The point in time recovery is a wonderful feature introduced in the version 8.1 and enable the capabilty to restore the entire database cluster at the exact date and time you want.
In this post I'm not describing how to configure it as the documentation is well written. I show how it works to make clear the danger in the trainer's quote.

The PITR is a physical backup where you actually copy the data files meanwhile the database is running. You can do it safely because the write ahead logs generated during the copy are archived and all the changes can be applied to the inconsistent data files later when you need to restore the cluster.
This is possible because the blocks stored in the archived WAL carry on the information where the block is located on disk. In the restore process the physical data block in the data file is overwritten by the WAL data block during the startup process when the database performs the instance recovery.
The pg_dumpall is a logical backup wrapper for the general purpose pg_dump. If you look the pg_dump's source code you will see a collection of SELECT command within the strict SERIALIZABLE transaction isolation level.

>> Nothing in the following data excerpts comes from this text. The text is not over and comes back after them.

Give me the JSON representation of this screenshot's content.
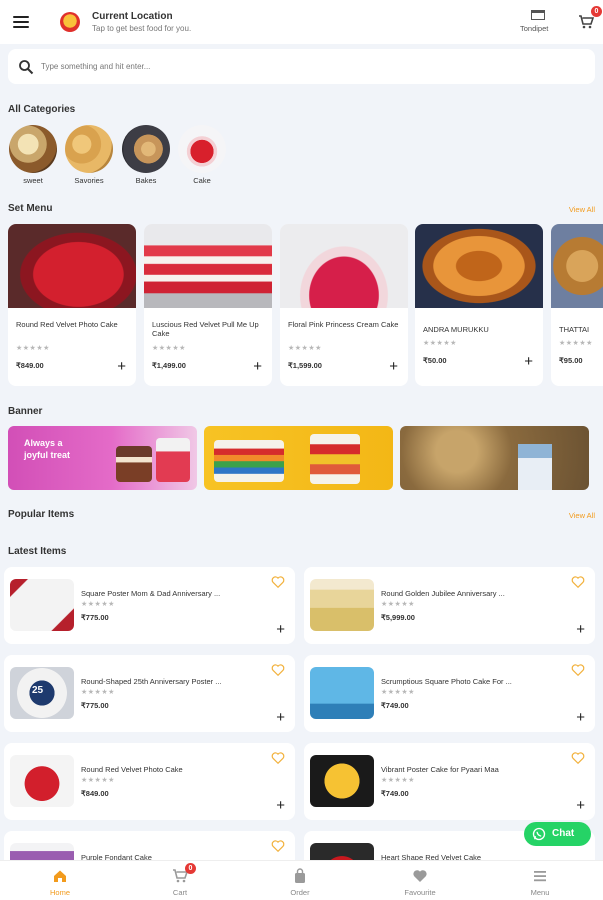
{
  "header": {
    "location_title": "Current Location",
    "location_subtitle": "Tap to get best food for you.",
    "store_name": "Tondipet",
    "cart_count": "0"
  },
  "search": {
    "placeholder": "Type something and hit enter..."
  },
  "categories": {
    "title": "All Categories",
    "items": [
      {
        "label": "sweet"
      },
      {
        "label": "Savories"
      },
      {
        "label": "Bakes"
      },
      {
        "label": "Cake"
      }
    ]
  },
  "set_menu": {
    "title": "Set Menu",
    "view_all": "View All",
    "stars": "★★★★★",
    "items": [
      {
        "name": "Round Red Velvet Photo Cake",
        "price": "₹849.00"
      },
      {
        "name": "Luscious Red Velvet Pull Me Up Cake",
        "price": "₹1,499.00"
      },
      {
        "name": "Floral Pink Princess Cream Cake",
        "price": "₹1,599.00"
      },
      {
        "name": "ANDRA MURUKKU",
        "price": "₹50.00"
      },
      {
        "name": "THATTAI",
        "price": "₹95.00"
      }
    ]
  },
  "banner": {
    "title": "Banner",
    "banner1_text_line1": "Always a",
    "banner1_text_line2": "joyful treat"
  },
  "popular": {
    "title": "Popular Items",
    "view_all": "View All"
  },
  "latest": {
    "title": "Latest Items",
    "stars": "★★★★★",
    "items": [
      {
        "name": "Square Poster Mom & Dad Anniversary ...",
        "price": "₹775.00"
      },
      {
        "name": "Round Golden Jubilee Anniversary ...",
        "price": "₹5,999.00"
      },
      {
        "name": "Round-Shaped 25th Anniversary Poster ...",
        "price": "₹775.00"
      },
      {
        "name": "Scrumptious Square Photo Cake For ...",
        "price": "₹749.00"
      },
      {
        "name": "Round Red Velvet Photo Cake",
        "price": "₹849.00"
      },
      {
        "name": "Vibrant Poster Cake for Pyaari Maa",
        "price": "₹749.00"
      },
      {
        "name": "Purple Fondant Cake",
        "price": ""
      },
      {
        "name": "Heart Shape Red Velvet Cake",
        "price": ""
      }
    ],
    "thumb_label_25": "25"
  },
  "chat": {
    "label": "Chat"
  },
  "nav": {
    "items": [
      {
        "label": "Home"
      },
      {
        "label": "Cart"
      },
      {
        "label": "Order"
      },
      {
        "label": "Favourite"
      },
      {
        "label": "Menu"
      }
    ],
    "cart_badge": "0"
  },
  "colors": {
    "accent": "#f29b1d",
    "chat_green": "#25d366",
    "badge_red": "#e53935"
  }
}
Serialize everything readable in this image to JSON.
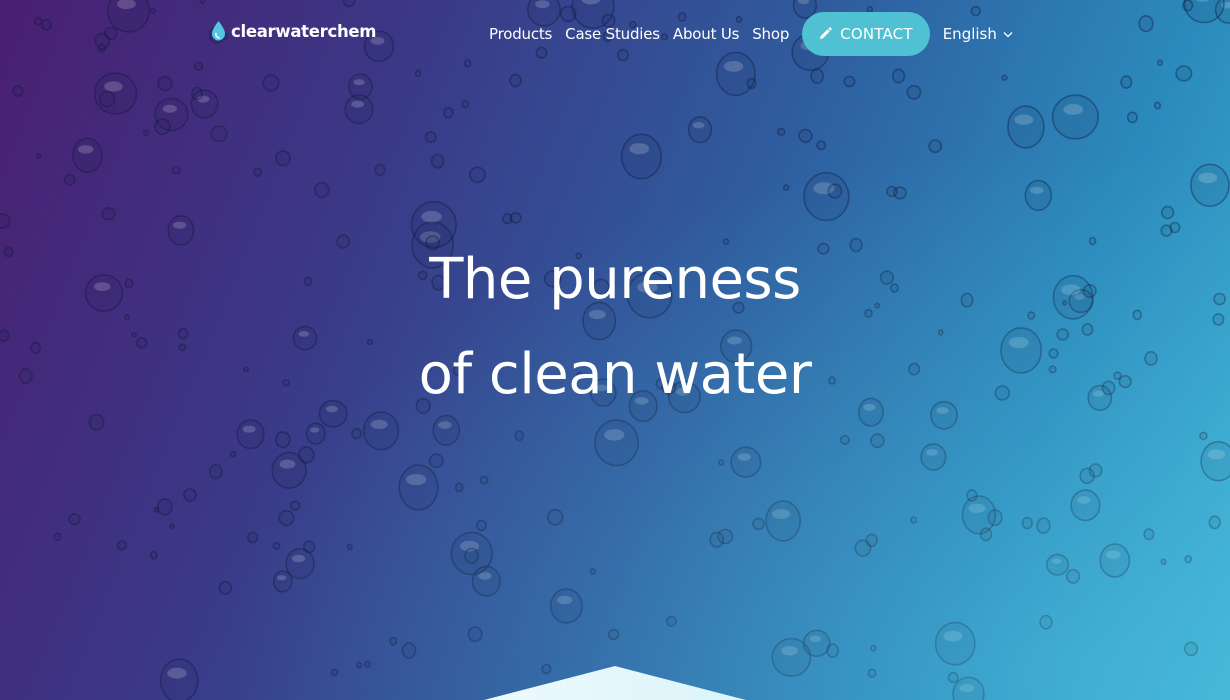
{
  "brand": {
    "name": "clearwaterchem",
    "logo_icon": "water-drop-icon",
    "accent_color": "#4fc1d3"
  },
  "nav": {
    "items": [
      {
        "label": "Products"
      },
      {
        "label": "Case Studies"
      },
      {
        "label": "About Us"
      },
      {
        "label": "Shop"
      }
    ],
    "contact_label": "CONTACT",
    "contact_icon": "pencil-icon",
    "language": "English",
    "language_icon": "chevron-down-icon"
  },
  "hero": {
    "line1": "The pureness",
    "line2": "of clean water",
    "background": "water-droplets-gradient"
  }
}
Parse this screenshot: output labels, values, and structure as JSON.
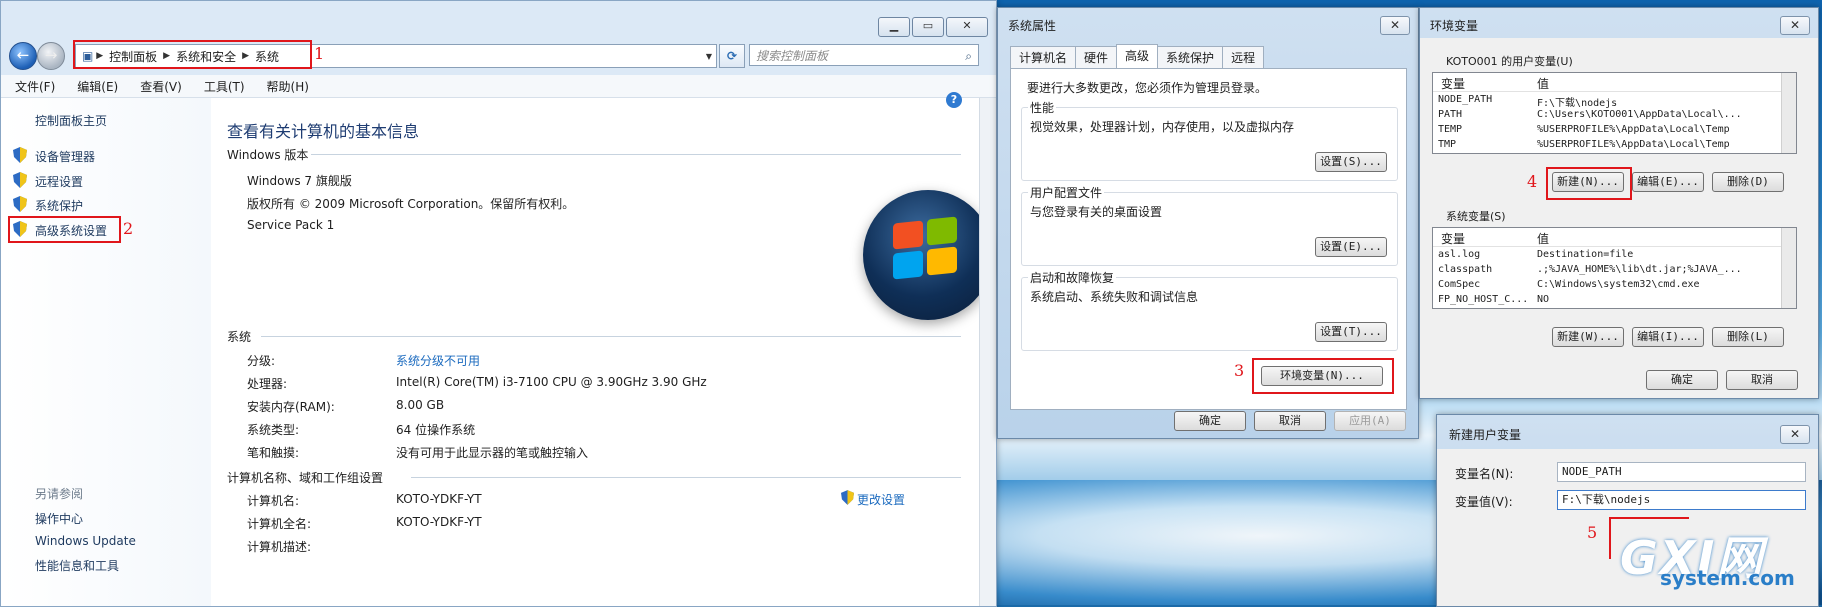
{
  "control_panel": {
    "breadcrumb": [
      "控制面板",
      "系统和安全",
      "系统"
    ],
    "search_placeholder": "搜索控制面板",
    "menu": [
      "文件(F)",
      "编辑(E)",
      "查看(V)",
      "工具(T)",
      "帮助(H)"
    ],
    "side_home": "控制面板主页",
    "side_links": [
      "设备管理器",
      "远程设置",
      "系统保护",
      "高级系统设置"
    ],
    "see_also_title": "另请参阅",
    "see_also": [
      "操作中心",
      "Windows Update",
      "性能信息和工具"
    ],
    "page_title": "查看有关计算机的基本信息",
    "edition_section": "Windows 版本",
    "edition_lines": [
      "Windows 7 旗舰版",
      "版权所有 © 2009 Microsoft Corporation。保留所有权利。",
      "Service Pack 1"
    ],
    "system_section": "系统",
    "system_rows": [
      {
        "label": "分级:",
        "value": "系统分级不可用"
      },
      {
        "label": "处理器:",
        "value": "Intel(R) Core(TM) i3-7100 CPU @ 3.90GHz   3.90 GHz"
      },
      {
        "label": "安装内存(RAM):",
        "value": "8.00 GB"
      },
      {
        "label": "系统类型:",
        "value": "64 位操作系统"
      },
      {
        "label": "笔和触摸:",
        "value": "没有可用于此显示器的笔或触控输入"
      }
    ],
    "computer_section": "计算机名称、域和工作组设置",
    "computer_rows": [
      {
        "label": "计算机名:",
        "value": "KOTO-YDKF-YT"
      },
      {
        "label": "计算机全名:",
        "value": "KOTO-YDKF-YT"
      },
      {
        "label": "计算机描述:",
        "value": ""
      }
    ],
    "change_settings": "更改设置"
  },
  "annotations": [
    "1",
    "2",
    "3",
    "4",
    "5"
  ],
  "system_properties": {
    "title": "系统属性",
    "tabs": [
      "计算机名",
      "硬件",
      "高级",
      "系统保护",
      "远程"
    ],
    "admin_note": "要进行大多数更改，您必须作为管理员登录。",
    "groups": [
      {
        "title": "性能",
        "desc": "视觉效果，处理器计划，内存使用，以及虚拟内存",
        "button": "设置(S)..."
      },
      {
        "title": "用户配置文件",
        "desc": "与您登录有关的桌面设置",
        "button": "设置(E)..."
      },
      {
        "title": "启动和故障恢复",
        "desc": "系统启动、系统失败和调试信息",
        "button": "设置(T)..."
      }
    ],
    "env_button": "环境变量(N)...",
    "ok": "确定",
    "cancel": "取消",
    "apply": "应用(A)"
  },
  "env_vars": {
    "title": "环境变量",
    "user_section": "KOTO001 的用户变量(U)",
    "col_var": "变量",
    "col_val": "值",
    "user_vars": [
      {
        "name": "NODE_PATH",
        "value": "F:\\下载\\nodejs"
      },
      {
        "name": "PATH",
        "value": "C:\\Users\\KOTO001\\AppData\\Local\\..."
      },
      {
        "name": "TEMP",
        "value": "%USERPROFILE%\\AppData\\Local\\Temp"
      },
      {
        "name": "TMP",
        "value": "%USERPROFILE%\\AppData\\Local\\Temp"
      }
    ],
    "user_buttons": [
      "新建(N)...",
      "编辑(E)...",
      "删除(D)"
    ],
    "sys_section": "系统变量(S)",
    "sys_vars": [
      {
        "name": "asl.log",
        "value": "Destination=file"
      },
      {
        "name": "classpath",
        "value": ".;%JAVA_HOME%\\lib\\dt.jar;%JAVA_..."
      },
      {
        "name": "ComSpec",
        "value": "C:\\Windows\\system32\\cmd.exe"
      },
      {
        "name": "FP_NO_HOST_C...",
        "value": "NO"
      }
    ],
    "sys_buttons": [
      "新建(W)...",
      "编辑(I)...",
      "删除(L)"
    ],
    "ok": "确定",
    "cancel": "取消"
  },
  "new_var": {
    "title": "新建用户变量",
    "name_label": "变量名(N):",
    "name_value": "NODE_PATH",
    "value_label": "变量值(V):",
    "value_value": "F:\\下载\\nodejs"
  },
  "watermark": {
    "big": "GXI网",
    "small": "system.com"
  },
  "colors": {
    "accent_red": "#e0161b",
    "link_blue": "#1c6bbf",
    "title_blue": "#1e3c72"
  }
}
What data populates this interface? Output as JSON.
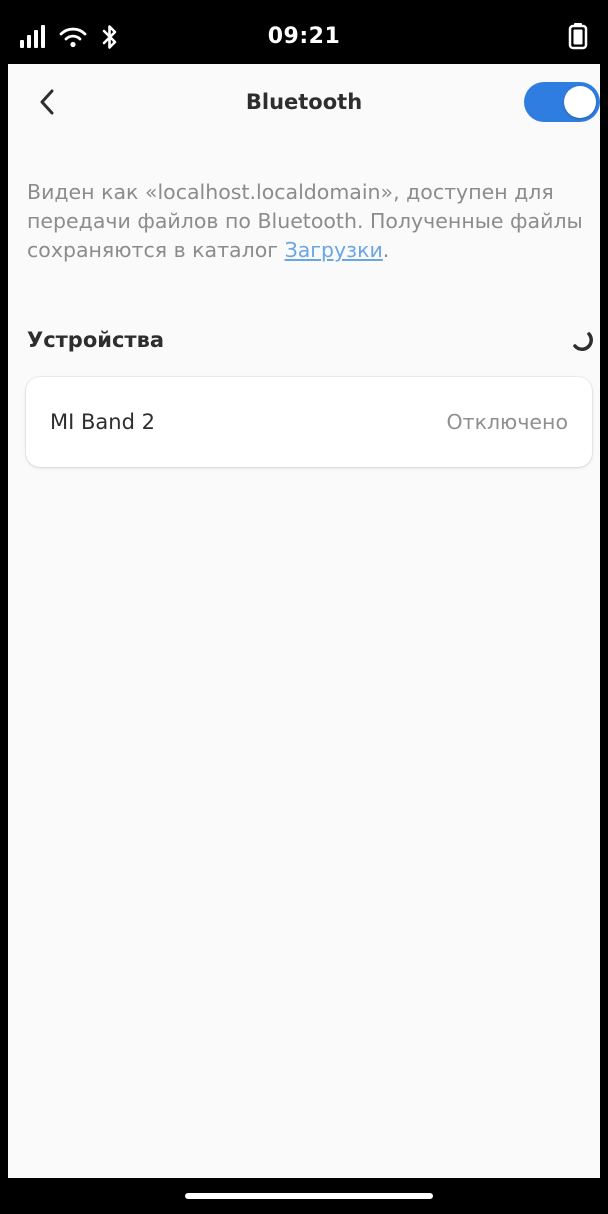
{
  "status_bar": {
    "time": "09:21",
    "icons": [
      "signal-icon",
      "wifi-icon",
      "bluetooth-icon",
      "battery-icon"
    ]
  },
  "header": {
    "back_icon": "chevron-left-icon",
    "title": "Bluetooth",
    "toggle_on": true
  },
  "description": {
    "text": "Виден как «localhost.localdomain», доступен для передачи файлов по Bluetooth. Полученные файлы сохраняются в каталог ",
    "link_label": "Загрузки",
    "suffix": "."
  },
  "devices": {
    "section_title": "Устройства",
    "loading_icon": "spinner-icon",
    "items": [
      {
        "name": "MI Band 2",
        "status": "Отключено"
      }
    ]
  },
  "colors": {
    "accent": "#2f7de1",
    "link": "#6aa5e4",
    "background": "#fafafa",
    "text_primary": "#2e2e2e",
    "text_secondary": "#8c8c8c"
  }
}
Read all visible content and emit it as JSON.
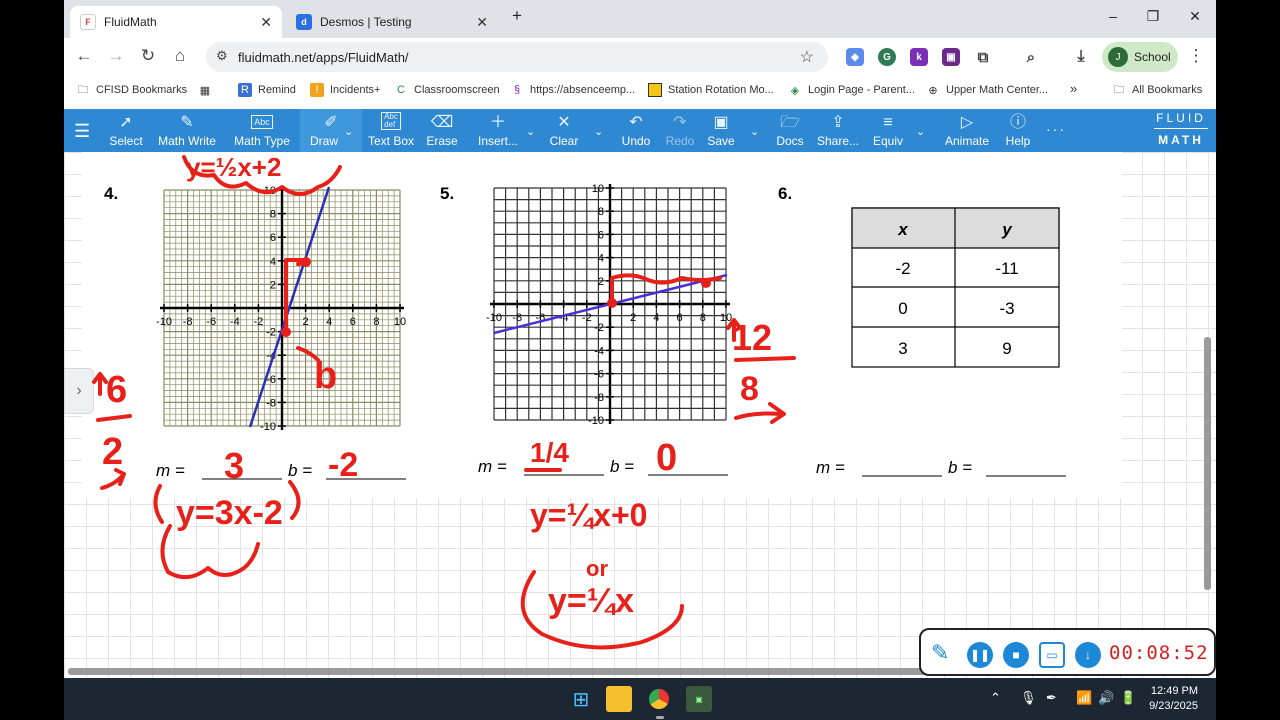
{
  "browser": {
    "tabs": [
      {
        "title": "FluidMath",
        "icon": "fluidmath-favicon",
        "active": true
      },
      {
        "title": "Desmos | Testing",
        "icon": "desmos-favicon",
        "active": false
      }
    ],
    "new_tab": "+",
    "window_controls": {
      "minimize": "–",
      "restore": "❐",
      "close": "✕"
    },
    "url": "fluidmath.net/apps/FluidMath/",
    "profile_initial": "J",
    "profile_label": "School"
  },
  "bookmarks": [
    {
      "label": "CFISD Bookmarks",
      "icon": "folder-icon"
    },
    {
      "label": "",
      "icon": "apps-grid-icon"
    },
    {
      "label": "Remind",
      "icon": "remind-icon"
    },
    {
      "label": "Incidents+",
      "icon": "incidents-icon"
    },
    {
      "label": "Classroomscreen",
      "icon": "classroomscreen-icon"
    },
    {
      "label": "https://absenceemp...",
      "icon": "absence-icon"
    },
    {
      "label": "Station Rotation Mo...",
      "icon": "station-icon"
    },
    {
      "label": "Login Page - Parent...",
      "icon": "login-icon"
    },
    {
      "label": "Upper Math Center...",
      "icon": "globe-icon"
    }
  ],
  "all_bookmarks": "All Bookmarks",
  "fluidmath_toolbar": {
    "tools": [
      {
        "label": "Select",
        "icon": "cursor-icon"
      },
      {
        "label": "Math Write",
        "icon": "pencil-icon"
      },
      {
        "label": "Math Type",
        "icon": "abc-box-icon",
        "icon_text": "Abc"
      },
      {
        "label": "Draw",
        "icon": "pen-icon"
      },
      {
        "label": "Text Box",
        "icon": "text-box-icon",
        "icon_text": "Abc\ndef"
      },
      {
        "label": "Erase",
        "icon": "eraser-icon"
      },
      {
        "label": "Insert...",
        "icon": "plus-icon"
      },
      {
        "label": "Clear",
        "icon": "x-icon"
      },
      {
        "label": "Undo",
        "icon": "undo-icon"
      },
      {
        "label": "Redo",
        "icon": "redo-icon"
      },
      {
        "label": "Save",
        "icon": "save-icon"
      },
      {
        "label": "Docs",
        "icon": "folder-open-icon"
      },
      {
        "label": "Share...",
        "icon": "share-icon"
      },
      {
        "label": "Equiv",
        "icon": "equiv-icon"
      },
      {
        "label": "Animate",
        "icon": "play-icon"
      },
      {
        "label": "Help",
        "icon": "help-icon"
      }
    ],
    "brand_top": "FLUID",
    "brand_bottom": "MATH"
  },
  "worksheet": {
    "problems": [
      {
        "number": "4.",
        "m_label": "m =",
        "b_label": "b =",
        "m_answer": "3",
        "b_answer": "-2"
      },
      {
        "number": "5.",
        "m_label": "m =",
        "b_label": "b =",
        "m_answer": "1/4",
        "b_answer": "0"
      },
      {
        "number": "6.",
        "m_label": "m =",
        "b_label": "b =",
        "m_answer": "",
        "b_answer": ""
      }
    ],
    "axis_ticks": [
      "-10",
      "-8",
      "-6",
      "-4",
      "-2",
      "2",
      "4",
      "6",
      "8",
      "10"
    ],
    "axis_ticks_y": [
      "10",
      "8",
      "6",
      "4",
      "2",
      "-2",
      "-4",
      "-6",
      "-8",
      "-10"
    ],
    "table": {
      "headers": [
        "x",
        "y"
      ],
      "rows": [
        [
          "-2",
          "-11"
        ],
        [
          "0",
          "-3"
        ],
        [
          "3",
          "9"
        ]
      ]
    },
    "annotations": {
      "p4_rise": "6",
      "p4_run": "2",
      "p4_b_label": "b",
      "p4_equation": "y=3x-2",
      "p4_top_fragment": "y=½x+2",
      "p5_rise_run": [
        "12",
        "8"
      ],
      "p5_equation": "y=¼x+0",
      "p5_or": "or",
      "p5_equation_alt": "y=¼x"
    }
  },
  "recorder": {
    "time": "00:08:52"
  },
  "taskbar": {
    "time": "12:49 PM",
    "date": "9/23/2025"
  },
  "colors": {
    "fluidmath_blue": "#2f89d2",
    "ink_red": "#e8201a",
    "line_blue": "#2b2fb8",
    "grid_olive": "#8a8a60"
  }
}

The result is an output file with the SQL commands to run against a different cluster to recreate the databases, the tables and the data.

The restore with this tool require an empty cluster generated with initdb up and running. pg_dumpall does not require instance recovery but a full running instance, that means all the archived WAL files are useless as they are usable only during the recovery.

So, if you follow the procedure suggested by the trainer and choose the pg_dumpall you will illude to have a PITR because you are using a logical tool to restore a physical backup and you will loose any database change between your pg_dumpall and the moment the live database server was lost.


OID is not a TARDIS

PostgreSQL have the bytea built in data type for binary objects. As is a TOASTable type with variable lenght the maximum allowed size is 1Gb. The binary data in this way is stored in line as any table column and you can read and write the content using the conventional SQL statements.
If the binary data doesn't fit in 1 Gb PostgreSQL allow another strategy to store up to 2 Gb as large object.
The built in functions lo_import and lo_export can read and write files from the disk and store in a system table called pg_largeobjects.
This table have three columns,

  • loid TYPE oid
  • pageno TYPE integer
  • data TYPE bytea

Whe the function lo_import is called PostgreSQL stores the binary data in the pg_largeobjects splitting the extra space in two pages identified by the same loid value and different pageno. The function return the OID value to reference the stored large object.
The function lo_export does the reverse, read the binary chunks for the given OID and return the binary stream on disk.
So, the second quote show how lack of attention and simple logical deduction have the PostgreSQL Guru.


I'll burn my house to light a candle

The next three seconds after reading this quote I remained speechless, the suggestion is probably the most dangerous thing, and far away the most brutish, you can do on your data directory.
I discovered this idiocy by browsing the forum and probably too late to avoid the disaster as the post was months old.
As any PostgreSQL DBA should know the WAL files are used to save the data block changes on non volatile memory before the write actually reach the data file as, if any crash happens, the data block can be applied to the datafile reading from the WAL.
The process is the same used for PITR, the only difference is no archived wal is used and only the files in the pg_xlog are used to reply the blocks on the data files.
The global directory contains a 8k file called pg_control where the last checkpoint location is stored and tells the database which WAL to start the replay during the instance recovery.
Any corruption in the pg_control or in the WAL files results in an instance unable to start. If any, and I repeat any solution is useless is still possible to start the instance using the program pg_resetxlog.
This program does one simple thing. Delete anything in the pg_xlog and generate a new pg_control restarting the XID count from the beginning.
The instance can start again but any boundary between the data blocks and the WAL is lost and any attempt to run read write queries can result in data corruption.
The on line manual is absolutely clear on this.
After running pg_resetxlog the database must start without user access , the entire content must be dumped using pg_dumpall, the data directory must be dropped and recreated from scratch using initdb and then the dump file restored using psql or pg_restore
After the scaring part let me explain the problem, a common one indeed, and the solution.
If you use PostgreSQL as the packaged version shipped with the most common Linux distributions can happen, if you do the distribution upgrade, PostgreSQL version jump a major release, for example from 8.4 to 9.1.
When this happens the new binaries refuse to start on the data directory initialized with the previous major version.
The solution is quite simple. You can compile a matching PostgreSQL version, start the instance and dump the contents to restore in the new major version data directory or, if you have an enterprise amount and you are in hurry to return on line, you can use pg_upgrade, a powerful tool to do the in place upgrade.
I hope these three examples have scared you enough to test and check the documents before doing anything.
Cheers.